Governments urged to make killer bugs a priority

ByABC News
October 19, 2007, 4:28 PM

— -- A killer bacteria known as MRSA has been a growing problem for years, particularly in hospitals and nursing homes. But in a week's time, it has moved to the front burner of public attention, turning a spotlight and increasing criticism on the nation's public health system.

A landmark study indicating MRSA kills 18,000 Americans each year, along with reports of outbreaks in schools across the nation and the death of a high school student in Virginia, has renewed calls for more aggressive government action to help prevent the spread of the "super bug" a bacteria named methicillin-resistant staphylococcus aureus.

Patient-safety advocates, government health specialists and local officials acknowledge that the nation has not done enough to halt the rapidly rising death rate from a germ that, despite its resistance to antibiotics, is easy to stop with soap and water before it burrows into the body.

"We have the knowledge to stop this problem," says Betsy McCaughey, chairman of the Committee to Reduce Infection Deaths. "What has been lacking is the will." McCaughey and other health specialists say that slowing the death rates will require action on several fronts, from public health facilities, hospitals, schools and individuals.

"The medical community has to do a lot more to prevent these infections in the first place," says Elizabeth Bancroft, an epidemiologist at the Los Angeles County Department of Public Health. "The public health community has to do a lot more education for patients."

The U.S. government has documented increases in MRSA deaths for 20 years, but McCaughey and other critics say it has not forced the simple changes that would prevent needless deaths.
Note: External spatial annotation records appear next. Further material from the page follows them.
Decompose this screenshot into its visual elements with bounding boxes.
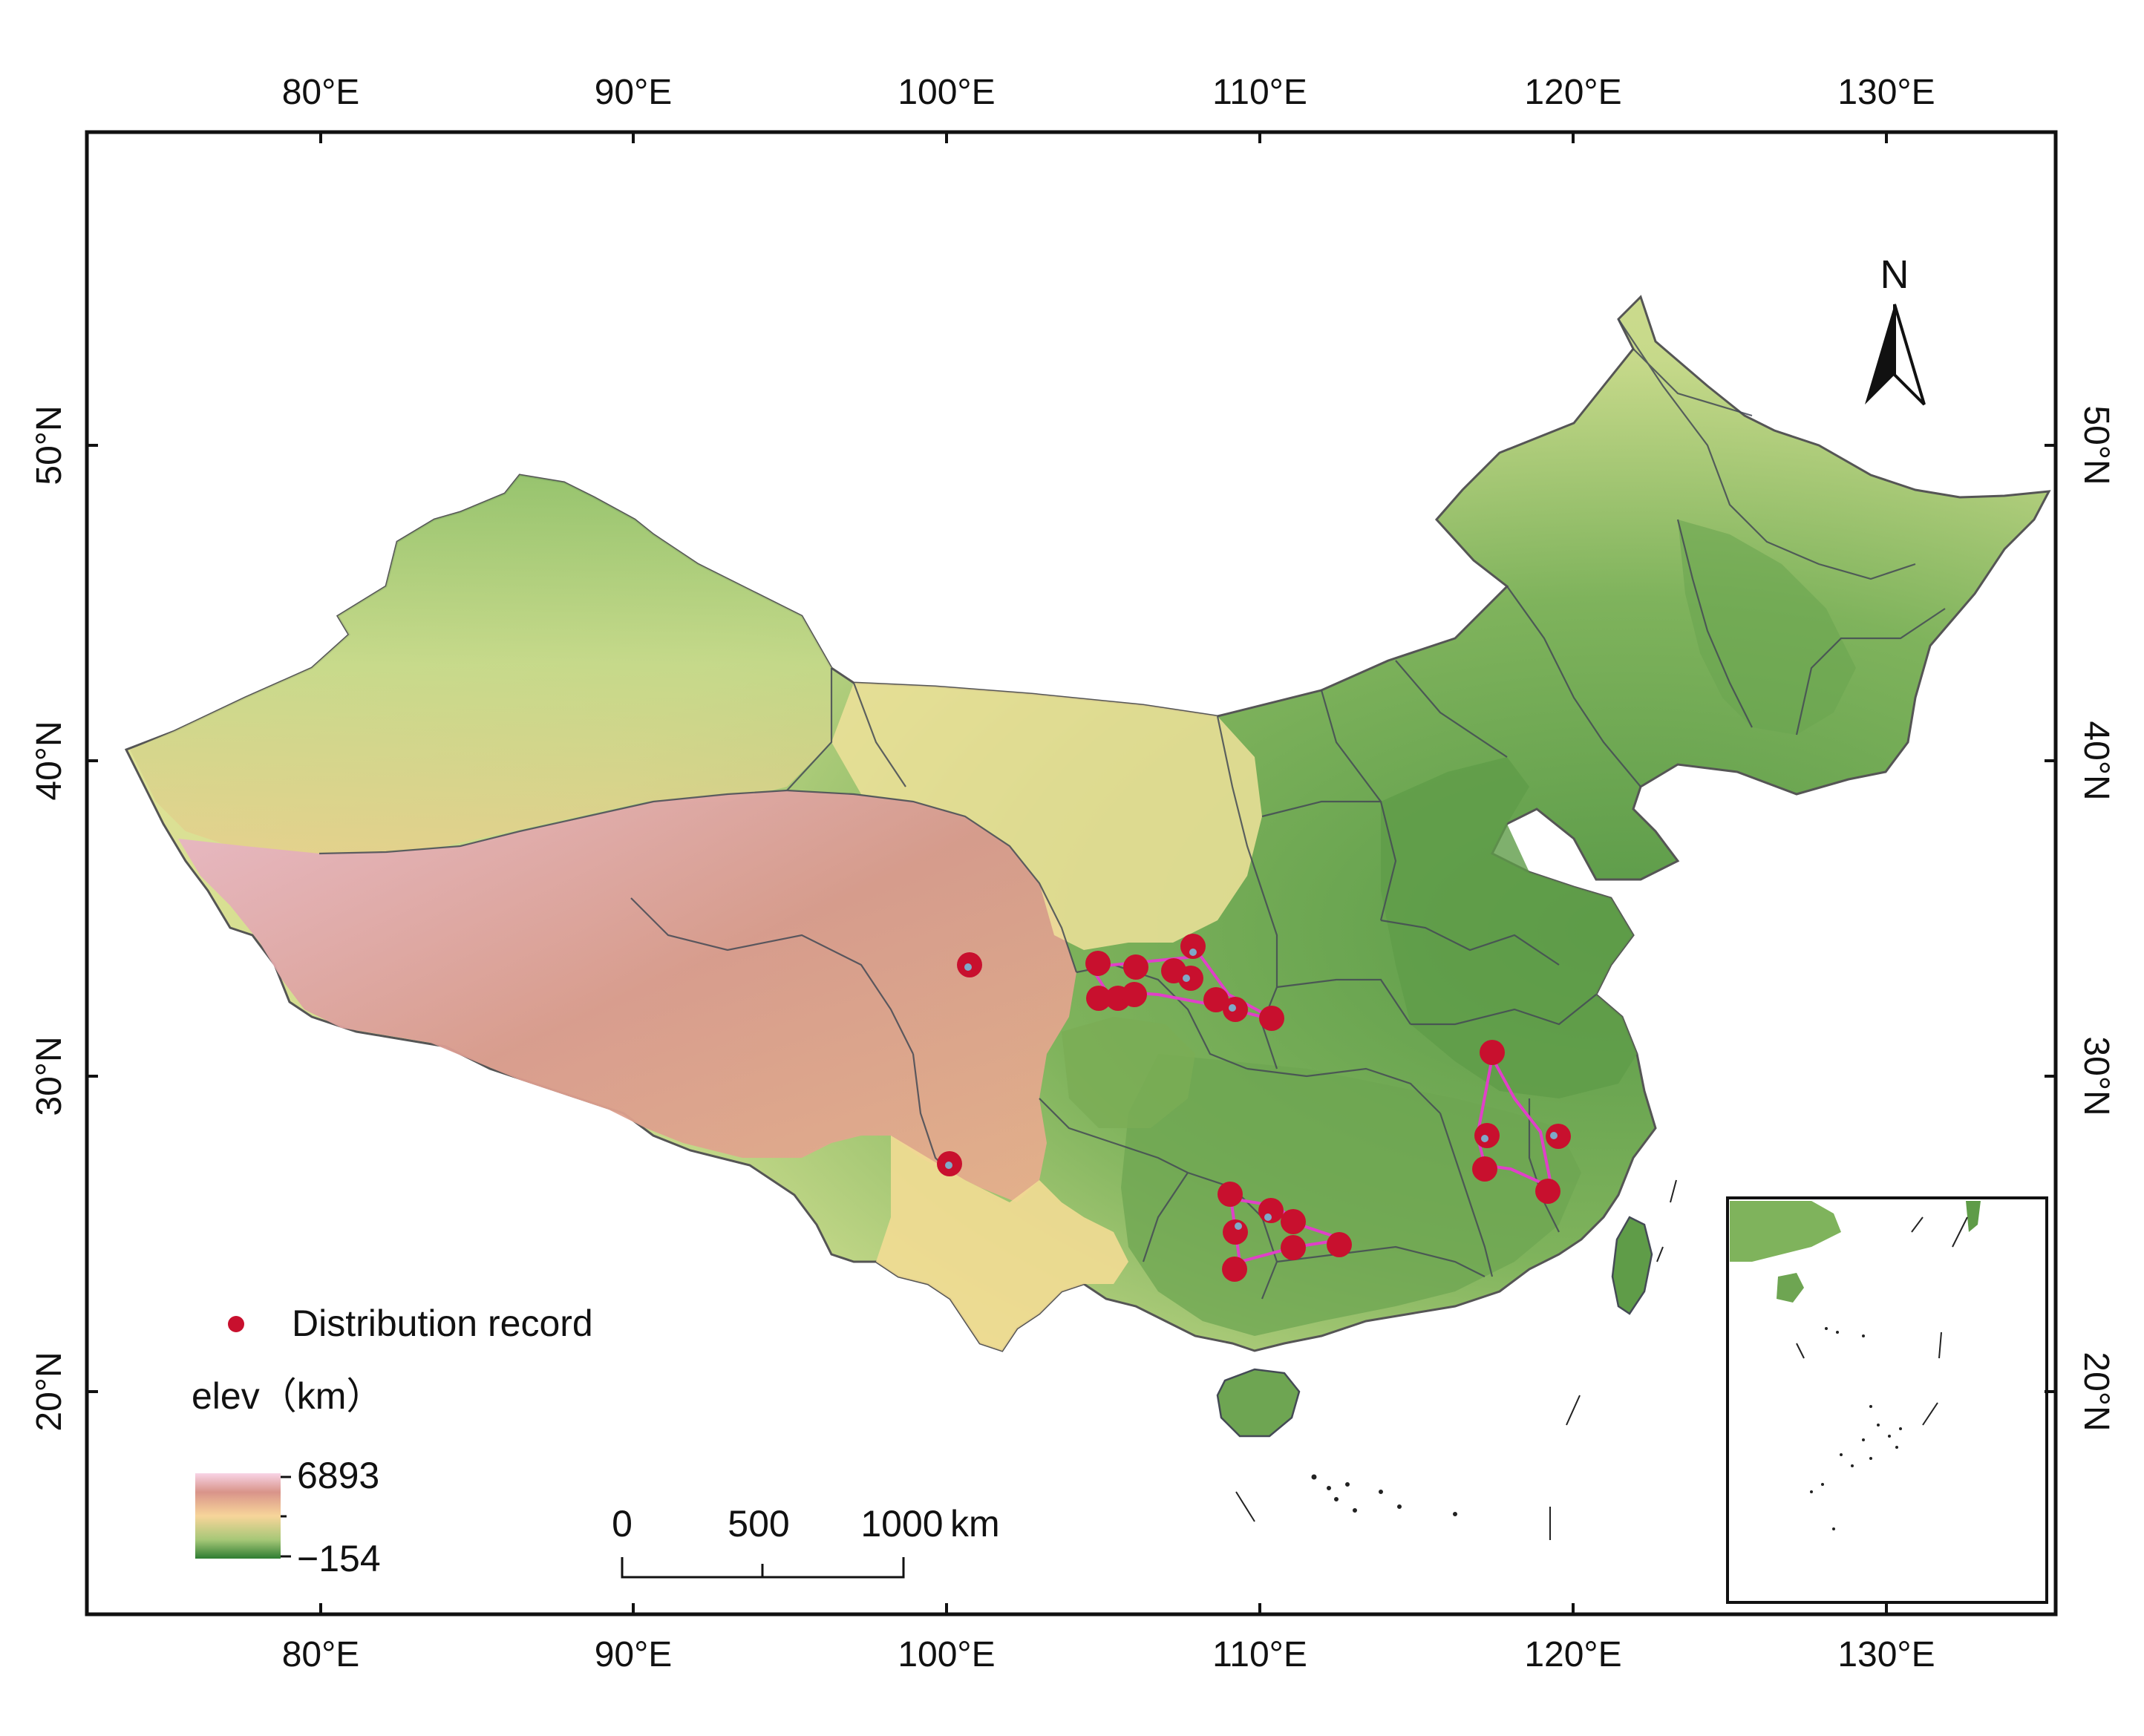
record-point — [1218, 1182, 1243, 1207]
x-tick-top: 110°E — [1212, 73, 1307, 112]
record-point — [1281, 1209, 1306, 1234]
record-point — [1123, 954, 1148, 980]
y-ticks-left: 50°N 40°N 30°N 20°N — [30, 405, 69, 1431]
x-tick-top: 80°E — [282, 73, 360, 112]
record-point — [1086, 986, 1111, 1011]
south-china-sea-inset — [1726, 1196, 2048, 1604]
record-point — [1180, 934, 1206, 959]
x-tick-bottom: 120°E — [1524, 1635, 1621, 1674]
sea-islands — [1235, 1179, 1677, 1540]
distribution-records — [937, 934, 1571, 1282]
record-point — [1535, 1179, 1560, 1204]
y-tick-left: 20°N — [30, 1352, 69, 1431]
y-tick-right: 20°N — [2076, 1352, 2116, 1431]
sichuan-basin — [1062, 1017, 1195, 1128]
taiwan-island — [1611, 1216, 1653, 1315]
record-point — [1122, 982, 1147, 1007]
x-tick-top: 120°E — [1524, 73, 1621, 112]
scale-bar: 0 500 1000 km — [612, 1503, 1000, 1579]
xinjiang-region — [130, 475, 831, 854]
yunnan-highland — [876, 1136, 1128, 1351]
axis-ticks — [87, 132, 2056, 1614]
x-tick-bottom: 110°E — [1212, 1635, 1307, 1674]
x-tick-bottom: 90°E — [595, 1635, 673, 1674]
scale-tick-500: 500 — [728, 1503, 789, 1545]
record-point — [1480, 1040, 1505, 1065]
y-tick-left: 50°N — [30, 405, 69, 485]
record-point — [1203, 987, 1229, 1012]
legend-elev-max: 6893 — [297, 1455, 379, 1496]
scale-tick-0: 0 — [612, 1503, 633, 1545]
record-point — [1223, 1219, 1248, 1245]
north-arrow-icon — [1865, 304, 1895, 404]
x-tick-top: 100°E — [898, 73, 995, 112]
legend-elev-title: elev（km） — [192, 1375, 383, 1417]
legend-elevation: elev（km） 6893 −154 — [192, 1375, 383, 1579]
y-tick-right: 30°N — [2076, 1036, 2116, 1116]
northeast-lowland — [1678, 520, 1856, 735]
legend-record-marker — [228, 1316, 244, 1332]
scale-unit: km — [950, 1503, 1000, 1545]
x-ticks-top: 80°E 90°E 100°E 110°E 120°E 130°E — [282, 73, 1935, 112]
record-point — [1281, 1235, 1306, 1260]
x-ticks-bottom: 80°E 90°E 100°E 110°E 120°E 130°E — [282, 1635, 1935, 1674]
x-tick-top: 90°E — [595, 73, 673, 112]
record-point — [1178, 966, 1203, 991]
legend-records: Distribution record — [228, 1303, 593, 1344]
y-tick-left: 30°N — [30, 1036, 69, 1116]
record-point — [1327, 1232, 1352, 1257]
record-point — [1085, 951, 1111, 976]
record-point — [1259, 1006, 1284, 1031]
tibet-plateau — [178, 790, 1076, 1202]
record-point — [1222, 1257, 1247, 1282]
record-centers — [945, 949, 1558, 1230]
y-tick-left: 40°N — [30, 721, 69, 800]
north-label: N — [1880, 252, 1909, 297]
x-tick-bottom: 80°E — [282, 1635, 360, 1674]
y-ticks-right: 50°N 40°N 30°N 20°N — [2076, 405, 2116, 1431]
y-tick-right: 40°N — [2076, 721, 2116, 800]
x-tick-bottom: 130°E — [1837, 1635, 1935, 1674]
record-point — [1546, 1124, 1571, 1149]
elevation-colorbar — [195, 1473, 281, 1559]
legend-elev-min: −154 — [297, 1538, 381, 1579]
loess-plateau — [831, 683, 1262, 950]
china-landmass — [124, 295, 2051, 1438]
scale-tick-1000: 1000 — [860, 1503, 943, 1545]
x-tick-bottom: 100°E — [898, 1635, 995, 1674]
hainan-island — [1216, 1368, 1301, 1438]
record-point — [1472, 1156, 1497, 1182]
y-tick-right: 50°N — [2076, 405, 2116, 485]
north-arrow: N — [1865, 252, 1926, 406]
x-tick-top: 130°E — [1837, 73, 1935, 112]
province-boundaries — [318, 318, 1946, 1300]
legend-record-label: Distribution record — [292, 1303, 593, 1344]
McCaughey recounts horror stories from families who lost loved ones to the infection because hospitals did not follow cleanliness practices such as mandatory hand washing by doctors and nurses.

She faults the federal Centers for Disease Control and Prevention. "Their lax guidelines have given hospitals an excuse to do too little," she says. "They have consistently understated the problem and done too little to stop it. Every year of delay is costing thousands of lives and costing billions of dollars."

John Jernigan, an MRSA expert at the CDC, says the agency has "the best MRSA guidelines out there." They call for hospitals and health care facilities to fund prevention programs, track infection rates, teach staff members the best infection-control practices and ensure those are followed.